Another reason for the C-suite conflict is that previously data governance was entrusted to the CIO. However, companies felt that they needed a dedicated role for it and someone that would provide the right outcomes of data, and not just somebody theoretically responsible for it, claims Tom Davenport, professor of information technology at Babson College for Forbes.
Vanessa Eriksson, SVP, Chief Digital Officer at Zenseact, who has had years of experience in the position of a Chief Data Officer, also addressed this question asserting that CIO’s and the CTO’s reserve towards the CDO is completely unfounded as neither of them is responsible for running a data agenda in the organisation.
Who should the CDO report to
CDO’s place in the chain of command is also subject to confusion and disagreement. Some believe they should report to the CEO, COO or CFO. At the same time, others think that the CDO should report to other senior executives and business leaders, including the CIO.
There is also confusion about CDO’s mandate. A NewVantage survey found that 48 per cent of participants said the chief data officer had primary responsibility for data and results in 2019, which dropped to 40 per cent this year. Additionally, 49 per cent of respondents said other C-level executives had primary responsibility or claimed there was no single point of accountability, and 51 per cent felt the chief data officer should report to the executive committee.

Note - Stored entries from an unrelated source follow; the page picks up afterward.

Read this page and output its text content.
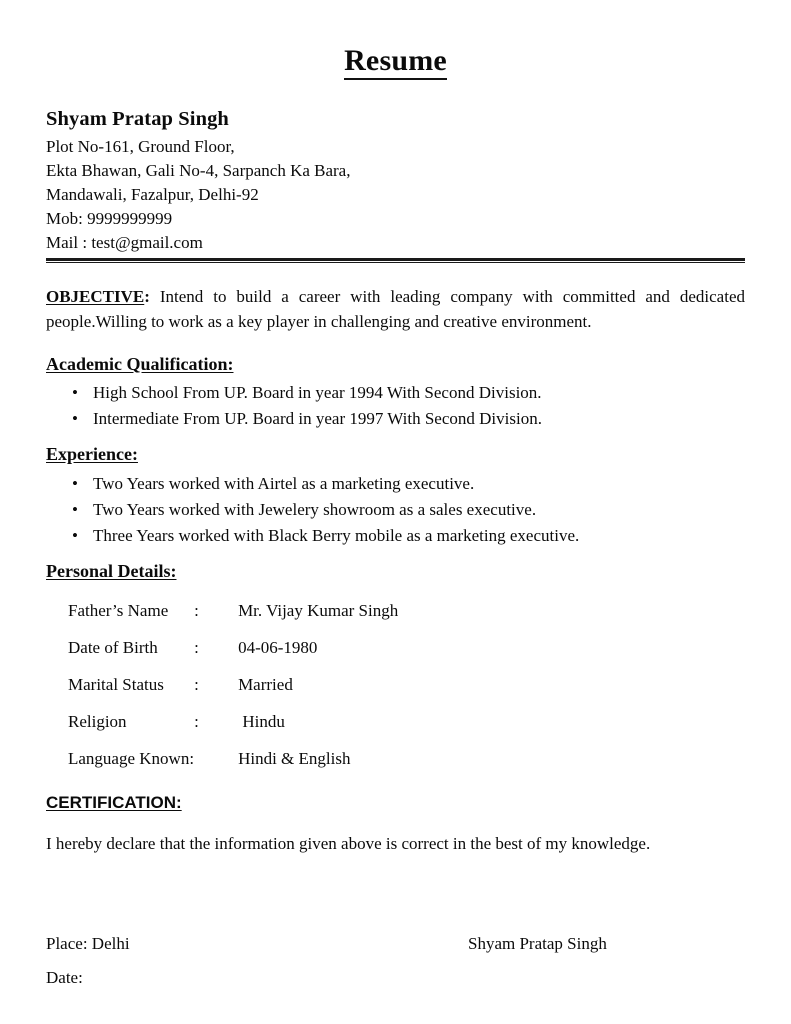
Resume
Shyam Pratap Singh

Plot No-161, Ground Floor,

Ekta Bhawan, Gali No-4, Sarpanch Ka Bara,

Mandawali, Fazalpur, Delhi-92

Mob: 9999999999

Mail : test@gmail.com

OBJECTIVE: Intend to build a career with leading company with committed and dedicated people.Willing to work as a key player in challenging and creative environment.

Academic Qualification:
• High School From UP. Board in year 1994 With Second Division.
• Intermediate From UP. Board in year 1997 With Second Division.
Experience:
• Two Years worked with Airtel as a marketing executive.
• Two Years worked with Jewelery showroom as a sales executive.
• Three Years worked with Black Berry mobile as a marketing executive.
Personal Details:
Father’s Name	:	Mr. Vijay Kumar Singh
Date of Birth	:	04-06-1980
Marital Status	:	Married
Religion	:	Hindu
Language Known:		Hindi & English
CERTIFICATION:

I hereby declare that the information given above is correct in the best of my knowledge.

Place: Delhi	Shyam Pratap Singh
Date:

However the general opinion might be skewed, Caroline Carruthers believes it’s absolutely wrong for it to sit in the CIO. As she states, “the role evolves and matures, and naturally it’s reporting to other places in the business. It’s moving toward more of a seat at the top table, which it should be.” Carruthers explains that the CIO and the CDO should very much be working hand-in-hand as a partnership, and a partnership doesn’t work when one partner works for the other partner.
As one organisation moves towards a modern data-centric business and culture, its CIO has to be more open to sharing responsibilities with the CDO. Although the CDO role is still in its early days, experts are confident that it’s going to get the deserved recognition at the C-suite table as business units are more and more relying on data to function, and that the two departments are going to move closer together to work harmoniously.